Don’t let that happen, LBJ told Collins.
Nine months earlier, the president had plucked Collins from the tenuous but well-paid presidency of the National Association of Broadcasters to head the Community Relations Service, newly created by the 1964 Civil Rights Act. It meant financial sacrifice – and Collins wasn’t wealthy – but LBJ had been advised that Collins “would sacrifice anything in the world” for his country. To the person who told him that, the president chuckled, “This is not going to be the place to win any popularity contests.”
At Selma, Collins found King unyielding. King said the people would march on their own if he didn’t lead them. The troopers and deputies would be waiting again at the Edmund Pettus Bridge, named for a legendary grand dragon of the Alabama Ku Klux Klan.
Collins had an idea. If the marchers would go only as far as the bridge, stop and pray, and then withdraw to await the judge’s ruling, would Alabama let them come and go in peace?
Gov. George Wallace gave the word. King agreed.
But few of his followers knew of the bargain. There was mass astonishment when the prayers concluded and King did an about-face to lead them away from the bridge.
The reason was revealed in testimony in the judge’s court two days later. Most of the press hadn’t known Collins was even in town. His mission went unannounced because the law establishing his agency required it to work confidentially, forsaking publicity.
“Tears were left on the bridge that day,” Collins wrote in a memoir, “but no blood.”
But for Collins, the president told him privately, “the ditches would have been knee-deep in blood.”
Blood was shed elsewhere in Selma that night. White hoodlums attacked three Unitarian ministers as they left a black restaurant. The Rev. James M. Reeb of Boston was clubbed on the head. On word of his death, LBJ sent Collins back to Selma, but his work was still under the media’s radar.
In Washington, a few days later, the president sent a voting rights bill to Congress and addressed a joint session to advocate its passage. Collins was in the gallery with Lady Bird Johnson. It was one of the most eloquent and forceful speeches in presidential history, closing memorably with the words of the civil rights anthem, “We shall overcome.”
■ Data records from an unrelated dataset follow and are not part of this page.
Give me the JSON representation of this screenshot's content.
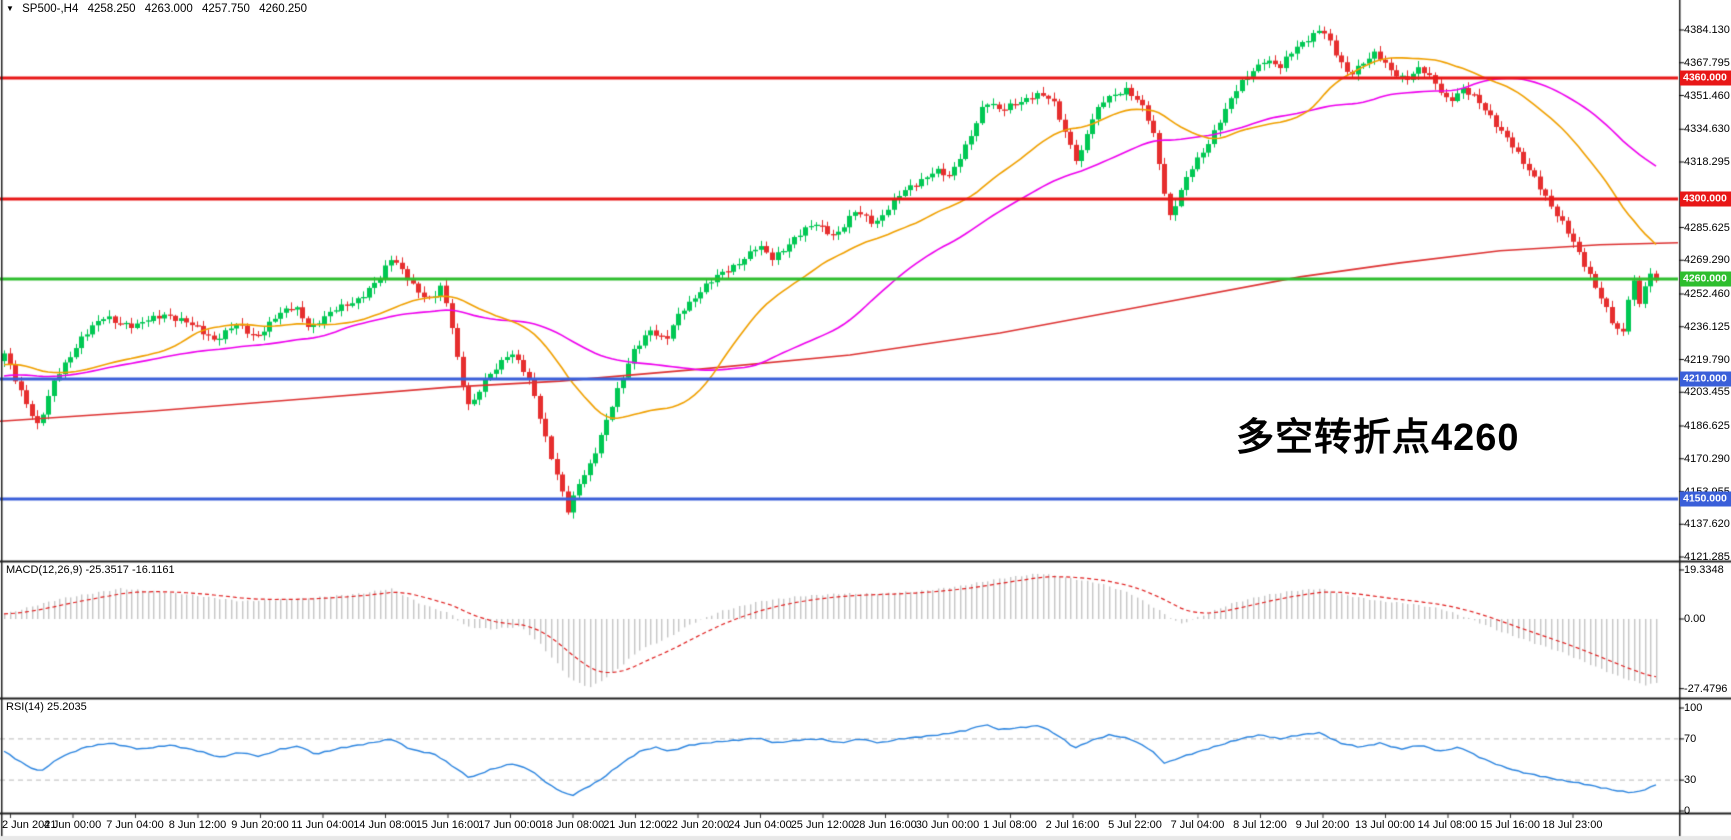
{
  "title_bar": {
    "symbol": "SP500-,H4",
    "open": "4258.250",
    "high": "4263.000",
    "low": "4257.750",
    "close": "4260.250",
    "dropdown_icon": "triangle-down-icon"
  },
  "colors": {
    "background": "#ffffff",
    "candle_up": "#00C853",
    "candle_down": "#E62E2E",
    "ma_fast": "#F0A000",
    "ma_mid": "#EE00EE",
    "ma_slow": "#DD3333",
    "hline_red": "#E81717",
    "hline_green": "#2EBE2E",
    "hline_blue": "#3A5FD9",
    "macd_hist": "#C6C6C6",
    "macd_signal": "#E02020",
    "rsi_line": "#2E86E0",
    "rsi_levels": "#BBBBBB",
    "annotation_red": "#E61717",
    "panel_border": "#222222",
    "axis_text": "#000000"
  },
  "chart_data": {
    "type": "candlestick",
    "symbol": "SP500-",
    "timeframe": "H4",
    "current_ohlc": {
      "open": 4258.25,
      "high": 4263.0,
      "low": 4257.75,
      "close": 4260.25
    },
    "bars": 300,
    "y_axis_visible_range": [
      4119.9,
      4391.1
    ],
    "price_path": [
      [
        4,
        4222
      ],
      [
        20,
        4205
      ],
      [
        38,
        4186
      ],
      [
        55,
        4210
      ],
      [
        80,
        4230
      ],
      [
        105,
        4241
      ],
      [
        135,
        4236
      ],
      [
        165,
        4243
      ],
      [
        190,
        4237
      ],
      [
        215,
        4230
      ],
      [
        235,
        4237
      ],
      [
        255,
        4231
      ],
      [
        275,
        4241
      ],
      [
        295,
        4246
      ],
      [
        310,
        4236
      ],
      [
        335,
        4244
      ],
      [
        360,
        4251
      ],
      [
        380,
        4260
      ],
      [
        392,
        4271
      ],
      [
        405,
        4263
      ],
      [
        420,
        4252
      ],
      [
        432,
        4248
      ],
      [
        440,
        4257
      ],
      [
        450,
        4242
      ],
      [
        460,
        4212
      ],
      [
        470,
        4194
      ],
      [
        482,
        4207
      ],
      [
        495,
        4216
      ],
      [
        510,
        4224
      ],
      [
        522,
        4215
      ],
      [
        532,
        4206
      ],
      [
        545,
        4182
      ],
      [
        558,
        4160
      ],
      [
        568,
        4143
      ],
      [
        578,
        4157
      ],
      [
        590,
        4168
      ],
      [
        605,
        4188
      ],
      [
        620,
        4207
      ],
      [
        635,
        4226
      ],
      [
        650,
        4235
      ],
      [
        665,
        4228
      ],
      [
        680,
        4244
      ],
      [
        700,
        4254
      ],
      [
        720,
        4262
      ],
      [
        740,
        4269
      ],
      [
        758,
        4276
      ],
      [
        772,
        4270
      ],
      [
        795,
        4281
      ],
      [
        815,
        4287
      ],
      [
        835,
        4282
      ],
      [
        855,
        4293
      ],
      [
        875,
        4288
      ],
      [
        895,
        4300
      ],
      [
        915,
        4307
      ],
      [
        935,
        4315
      ],
      [
        950,
        4310
      ],
      [
        968,
        4329
      ],
      [
        985,
        4349
      ],
      [
        1000,
        4343
      ],
      [
        1015,
        4348
      ],
      [
        1035,
        4352
      ],
      [
        1052,
        4349
      ],
      [
        1068,
        4330
      ],
      [
        1078,
        4318
      ],
      [
        1090,
        4337
      ],
      [
        1105,
        4350
      ],
      [
        1125,
        4355
      ],
      [
        1140,
        4347
      ],
      [
        1152,
        4335
      ],
      [
        1163,
        4307
      ],
      [
        1170,
        4291
      ],
      [
        1180,
        4303
      ],
      [
        1192,
        4315
      ],
      [
        1205,
        4325
      ],
      [
        1220,
        4340
      ],
      [
        1235,
        4353
      ],
      [
        1250,
        4363
      ],
      [
        1265,
        4370
      ],
      [
        1280,
        4365
      ],
      [
        1295,
        4375
      ],
      [
        1312,
        4382
      ],
      [
        1322,
        4385
      ],
      [
        1335,
        4372
      ],
      [
        1348,
        4362
      ],
      [
        1362,
        4368
      ],
      [
        1375,
        4372
      ],
      [
        1390,
        4364
      ],
      [
        1405,
        4360
      ],
      [
        1420,
        4365
      ],
      [
        1435,
        4357
      ],
      [
        1448,
        4349
      ],
      [
        1462,
        4355
      ],
      [
        1478,
        4348
      ],
      [
        1492,
        4340
      ],
      [
        1508,
        4330
      ],
      [
        1522,
        4318
      ],
      [
        1538,
        4308
      ],
      [
        1552,
        4296
      ],
      [
        1565,
        4285
      ],
      [
        1578,
        4273
      ],
      [
        1590,
        4262
      ],
      [
        1602,
        4250
      ],
      [
        1612,
        4238
      ],
      [
        1622,
        4230
      ],
      [
        1632,
        4262
      ],
      [
        1640,
        4248
      ],
      [
        1648,
        4263
      ],
      [
        1656,
        4260
      ]
    ],
    "ma_slow_path": [
      [
        0,
        4189
      ],
      [
        150,
        4194
      ],
      [
        300,
        4200
      ],
      [
        450,
        4206
      ],
      [
        560,
        4209
      ],
      [
        700,
        4215
      ],
      [
        850,
        4222
      ],
      [
        1000,
        4233
      ],
      [
        1150,
        4247
      ],
      [
        1300,
        4261
      ],
      [
        1400,
        4268
      ],
      [
        1500,
        4274
      ],
      [
        1600,
        4277
      ],
      [
        1678,
        4278
      ]
    ],
    "horizontal_lines": [
      {
        "price": 4360,
        "label": "4360.000",
        "style": "red"
      },
      {
        "price": 4300,
        "label": "4300.000",
        "style": "red"
      },
      {
        "price": 4260,
        "label": "4260.000",
        "style": "green"
      },
      {
        "price": 4210,
        "label": "4210.000",
        "style": "blue"
      },
      {
        "price": 4150,
        "label": "4150.000",
        "style": "blue"
      }
    ],
    "price_ticks": [
      {
        "label": "4384.130",
        "price": 4384.13
      },
      {
        "label": "4367.795",
        "price": 4367.795
      },
      {
        "label": "4351.460",
        "price": 4351.46
      },
      {
        "label": "4334.630",
        "price": 4334.63
      },
      {
        "label": "4318.295",
        "price": 4318.295
      },
      {
        "label": "4285.625",
        "price": 4285.625
      },
      {
        "label": "4269.290",
        "price": 4269.29
      },
      {
        "label": "4252.460",
        "price": 4252.46
      },
      {
        "label": "4236.125",
        "price": 4236.125
      },
      {
        "label": "4219.790",
        "price": 4219.79
      },
      {
        "label": "4203.455",
        "price": 4203.455
      },
      {
        "label": "4186.625",
        "price": 4186.625
      },
      {
        "label": "4170.290",
        "price": 4170.29
      },
      {
        "label": "4153.955",
        "price": 4153.955
      },
      {
        "label": "4137.620",
        "price": 4137.62
      },
      {
        "label": "4121.285",
        "price": 4121.285
      }
    ],
    "macd": {
      "label_full": "MACD(12,26,9) -25.3517 -16.1161",
      "params": "12,26,9",
      "main_value": -25.3517,
      "signal_value": -16.1161,
      "ticks": [
        {
          "label": "19.3348",
          "value": 19.3348
        },
        {
          "label": "0.00",
          "value": 0
        },
        {
          "label": "-27.4796",
          "value": -27.4796
        }
      ],
      "path": [
        [
          4,
          2
        ],
        [
          60,
          8
        ],
        [
          120,
          12
        ],
        [
          180,
          10
        ],
        [
          240,
          7
        ],
        [
          300,
          8
        ],
        [
          360,
          10
        ],
        [
          390,
          12
        ],
        [
          420,
          6
        ],
        [
          450,
          2
        ],
        [
          465,
          -3
        ],
        [
          490,
          -4
        ],
        [
          520,
          -3
        ],
        [
          540,
          -10
        ],
        [
          570,
          -24
        ],
        [
          590,
          -27
        ],
        [
          610,
          -22
        ],
        [
          640,
          -12
        ],
        [
          665,
          -8
        ],
        [
          690,
          -2
        ],
        [
          720,
          3
        ],
        [
          760,
          7
        ],
        [
          800,
          9
        ],
        [
          840,
          10
        ],
        [
          880,
          10
        ],
        [
          920,
          11
        ],
        [
          960,
          13
        ],
        [
          1000,
          16
        ],
        [
          1040,
          18
        ],
        [
          1070,
          16
        ],
        [
          1100,
          14
        ],
        [
          1130,
          10
        ],
        [
          1160,
          3
        ],
        [
          1180,
          -2
        ],
        [
          1200,
          1
        ],
        [
          1230,
          6
        ],
        [
          1260,
          9
        ],
        [
          1290,
          11
        ],
        [
          1320,
          12
        ],
        [
          1350,
          9
        ],
        [
          1380,
          7
        ],
        [
          1410,
          6
        ],
        [
          1440,
          4
        ],
        [
          1470,
          0
        ],
        [
          1500,
          -5
        ],
        [
          1530,
          -9
        ],
        [
          1560,
          -13
        ],
        [
          1590,
          -18
        ],
        [
          1620,
          -23
        ],
        [
          1645,
          -26
        ],
        [
          1656,
          -25.35
        ]
      ]
    },
    "rsi": {
      "label_full": "RSI(14) 25.2035",
      "period": 14,
      "value": 25.2035,
      "ticks": [
        {
          "label": "100",
          "value": 100
        },
        {
          "label": "70",
          "value": 70
        },
        {
          "label": "30",
          "value": 30
        },
        {
          "label": "0",
          "value": 0
        }
      ],
      "levels": [
        70,
        30
      ],
      "path": [
        [
          4,
          58
        ],
        [
          25,
          45
        ],
        [
          40,
          38
        ],
        [
          60,
          52
        ],
        [
          85,
          62
        ],
        [
          110,
          66
        ],
        [
          140,
          60
        ],
        [
          170,
          64
        ],
        [
          200,
          58
        ],
        [
          220,
          52
        ],
        [
          240,
          57
        ],
        [
          260,
          53
        ],
        [
          280,
          60
        ],
        [
          300,
          63
        ],
        [
          315,
          55
        ],
        [
          340,
          61
        ],
        [
          365,
          65
        ],
        [
          392,
          70
        ],
        [
          410,
          60
        ],
        [
          435,
          55
        ],
        [
          452,
          44
        ],
        [
          470,
          32
        ],
        [
          490,
          40
        ],
        [
          512,
          46
        ],
        [
          530,
          40
        ],
        [
          550,
          25
        ],
        [
          565,
          17
        ],
        [
          572,
          15
        ],
        [
          585,
          22
        ],
        [
          600,
          30
        ],
        [
          620,
          45
        ],
        [
          640,
          58
        ],
        [
          655,
          62
        ],
        [
          670,
          58
        ],
        [
          690,
          64
        ],
        [
          715,
          67
        ],
        [
          740,
          69
        ],
        [
          758,
          71
        ],
        [
          775,
          66
        ],
        [
          800,
          69
        ],
        [
          820,
          70
        ],
        [
          840,
          66
        ],
        [
          860,
          70
        ],
        [
          880,
          66
        ],
        [
          900,
          70
        ],
        [
          920,
          72
        ],
        [
          940,
          74
        ],
        [
          965,
          78
        ],
        [
          985,
          84
        ],
        [
          1000,
          79
        ],
        [
          1020,
          81
        ],
        [
          1040,
          83
        ],
        [
          1060,
          72
        ],
        [
          1075,
          61
        ],
        [
          1090,
          68
        ],
        [
          1110,
          74
        ],
        [
          1130,
          70
        ],
        [
          1150,
          60
        ],
        [
          1165,
          46
        ],
        [
          1180,
          52
        ],
        [
          1200,
          58
        ],
        [
          1220,
          64
        ],
        [
          1240,
          70
        ],
        [
          1260,
          74
        ],
        [
          1280,
          70
        ],
        [
          1300,
          74
        ],
        [
          1320,
          76
        ],
        [
          1340,
          66
        ],
        [
          1360,
          62
        ],
        [
          1380,
          66
        ],
        [
          1400,
          60
        ],
        [
          1420,
          64
        ],
        [
          1440,
          58
        ],
        [
          1460,
          62
        ],
        [
          1480,
          52
        ],
        [
          1500,
          44
        ],
        [
          1520,
          38
        ],
        [
          1540,
          34
        ],
        [
          1560,
          30
        ],
        [
          1580,
          27
        ],
        [
          1600,
          23
        ],
        [
          1615,
          20
        ],
        [
          1630,
          18
        ],
        [
          1640,
          19
        ],
        [
          1650,
          23
        ],
        [
          1656,
          25.2
        ]
      ]
    },
    "time_labels": [
      "2 Jun 2021",
      "4 Jun 00:00",
      "7 Jun 04:00",
      "8 Jun 12:00",
      "9 Jun 20:00",
      "11 Jun 04:00",
      "14 Jun 08:00",
      "15 Jun 16:00",
      "17 Jun 00:00",
      "18 Jun 08:00",
      "21 Jun 12:00",
      "22 Jun 20:00",
      "24 Jun 04:00",
      "25 Jun 12:00",
      "28 Jun 16:00",
      "30 Jun 00:00",
      "1 Jul 08:00",
      "2 Jul 16:00",
      "5 Jul 22:00",
      "7 Jul 04:00",
      "8 Jul 12:00",
      "9 Jul 20:00",
      "13 Jul 00:00",
      "14 Jul 08:00",
      "15 Jul 16:00",
      "18 Jul 23:00"
    ],
    "annotation": {
      "text": "多空转折点4260",
      "color": "#E61717"
    }
  }
}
There remained one more mission to Selma. The march to Montgomery began again on the 21st, with the force of the federal government behind it this time. The judge had enjoined Alabama from hindering the demonstrators and federalized National Guardsmen would protect them. Collins was to negotiate the entry to Montgomery with King and the city government.
The march was in its second day when Collins caught up with the column. He parked his car by the road and walked about a mile with King, Coretta Scott King and the Rev. Ralph Abernathy while they talked of what was to happen.
Ahead of them – Collins paid it no mind – was a truck with photographers.
The Associated Press photograph was in nearly every Florida newspaper that evening and the next day. While the caption identified him as the president’s representative, it failed to explain why he was there, leaving readers to their own conclusions.
Mary Call Collins quickly reached hers. When her husband called from the Tallahassee airport that night, having found no taxis, he asked her how he might get home,
“Well,” she snapped, “you might march.”
Three years later, almost to the day, the New York Times reported that the photograph was haunting Collins’s campaign for the U.S. Senate. Spread widely through North Florida, it was instrumental in forcing him into a bitter runoff with Florida’s attorney general, Earl Faircloth. Collins won the runoff, but narrowly. It left him fatally weakened, financially and politically, for the general election campaign against Republican Ed Gurney.
Faircloth had cynically linked the peaceful march from Selma to subsequent riots elsewhere. When Faircloth was through, Gurney didn’t even need to mention Selma.
Collins never ran for political office again.
He died 23 years later – in the month of March. The state House of Representatives pronounced him “Floridian of the Century.”
Martin Dyckman is a retired associate editor of the St. Petersburg Times and author of Floridian of His Century: The Courage of Governor LeRoy Collins. He lives in western North Carolina.